For the near future, we are stuck with a president determined to continue stoking fear, spreading prevarications and canards about immigrants, and treating hardworking people like Benitez as less than human.
Benitez’s stories and others in her situation should force all of us to sit back and take stock of the kind of community we want to live in.
The ugliest repercussions of Trump’s obsession with hatred for the other is landing with full force in our region, but we don’t have to succumb to the inhumanity that drives it. For now, we can show more compassion for those who live in fear of having family members snatched from them — or finding themselves on an unsanitary plane to Texas.
We can support organizations that are standing and fighting for immigrants’ rights and helping those who are working toward citizenship to realize that goal.
Most important, we can vote at every level for politicians who reject the debasement of people simply because of where they came from.
The American immigration system has been broken for at least 40 years. That’s not the fault of the immigrants, and it certainly isn’t right to punish them for our collective failure.
It’s past time to demand that politicians fix the system they have allowed to break and find a way to treat those who are here without proper documentation with respect and humanity.
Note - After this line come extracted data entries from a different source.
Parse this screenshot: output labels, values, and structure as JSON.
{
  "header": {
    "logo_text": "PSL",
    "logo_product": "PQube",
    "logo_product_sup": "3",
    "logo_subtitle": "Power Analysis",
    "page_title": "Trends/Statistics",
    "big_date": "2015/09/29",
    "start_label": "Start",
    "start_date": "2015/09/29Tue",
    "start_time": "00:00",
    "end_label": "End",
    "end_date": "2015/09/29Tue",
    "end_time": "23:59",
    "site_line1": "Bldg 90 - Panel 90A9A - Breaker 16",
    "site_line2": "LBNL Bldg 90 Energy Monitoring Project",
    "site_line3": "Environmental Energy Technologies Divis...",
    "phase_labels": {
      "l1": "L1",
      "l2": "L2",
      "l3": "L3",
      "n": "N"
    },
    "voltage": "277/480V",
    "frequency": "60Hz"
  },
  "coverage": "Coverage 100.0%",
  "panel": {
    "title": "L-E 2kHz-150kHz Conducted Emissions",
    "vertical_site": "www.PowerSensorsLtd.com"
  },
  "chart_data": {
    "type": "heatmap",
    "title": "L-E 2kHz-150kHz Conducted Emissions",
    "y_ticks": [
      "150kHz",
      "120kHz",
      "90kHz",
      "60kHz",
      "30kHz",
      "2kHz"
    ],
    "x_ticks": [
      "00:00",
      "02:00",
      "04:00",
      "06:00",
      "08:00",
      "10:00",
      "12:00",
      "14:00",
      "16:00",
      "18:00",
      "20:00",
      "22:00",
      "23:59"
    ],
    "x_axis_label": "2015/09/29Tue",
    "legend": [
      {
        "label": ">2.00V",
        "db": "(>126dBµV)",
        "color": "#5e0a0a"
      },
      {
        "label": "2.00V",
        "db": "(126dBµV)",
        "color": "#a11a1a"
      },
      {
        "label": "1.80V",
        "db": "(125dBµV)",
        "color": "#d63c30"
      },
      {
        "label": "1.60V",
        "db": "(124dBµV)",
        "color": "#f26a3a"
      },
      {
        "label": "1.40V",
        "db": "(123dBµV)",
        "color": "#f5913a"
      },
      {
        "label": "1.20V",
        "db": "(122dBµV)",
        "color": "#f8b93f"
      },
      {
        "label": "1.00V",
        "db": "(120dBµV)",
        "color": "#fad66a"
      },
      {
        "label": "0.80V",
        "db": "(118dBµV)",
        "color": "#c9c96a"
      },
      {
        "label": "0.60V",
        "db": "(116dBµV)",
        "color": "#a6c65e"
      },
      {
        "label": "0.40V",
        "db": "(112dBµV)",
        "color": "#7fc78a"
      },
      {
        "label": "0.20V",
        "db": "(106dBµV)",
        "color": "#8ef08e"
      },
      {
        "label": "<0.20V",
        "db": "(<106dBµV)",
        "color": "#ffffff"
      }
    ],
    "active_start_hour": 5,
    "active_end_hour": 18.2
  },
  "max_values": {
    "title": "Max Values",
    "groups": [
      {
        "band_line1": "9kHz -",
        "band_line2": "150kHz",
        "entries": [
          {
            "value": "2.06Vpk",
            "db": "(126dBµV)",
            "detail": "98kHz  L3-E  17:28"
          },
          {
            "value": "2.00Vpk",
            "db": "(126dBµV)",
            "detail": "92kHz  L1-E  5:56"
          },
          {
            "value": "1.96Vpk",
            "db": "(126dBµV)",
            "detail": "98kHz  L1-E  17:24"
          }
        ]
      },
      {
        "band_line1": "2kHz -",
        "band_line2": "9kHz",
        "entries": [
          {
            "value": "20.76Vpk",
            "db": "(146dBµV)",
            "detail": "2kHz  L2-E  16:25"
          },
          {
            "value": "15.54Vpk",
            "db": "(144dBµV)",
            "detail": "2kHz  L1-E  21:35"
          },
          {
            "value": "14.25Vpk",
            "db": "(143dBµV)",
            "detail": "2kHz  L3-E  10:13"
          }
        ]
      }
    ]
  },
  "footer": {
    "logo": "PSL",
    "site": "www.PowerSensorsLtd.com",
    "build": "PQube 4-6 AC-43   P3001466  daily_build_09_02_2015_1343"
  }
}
On Wednesday night, Trump declared:
you have a president who fights for the law-abiding, hardworking people of our country. The ones who make this nation run, who make this nation work.
Those law-abiding, hardworking people, the ones who make this nation work include the immigrants who have come here to find a better future for their families.
Trump has forgotten that.
Patriots and defenders of the best that America represents have not, and must not.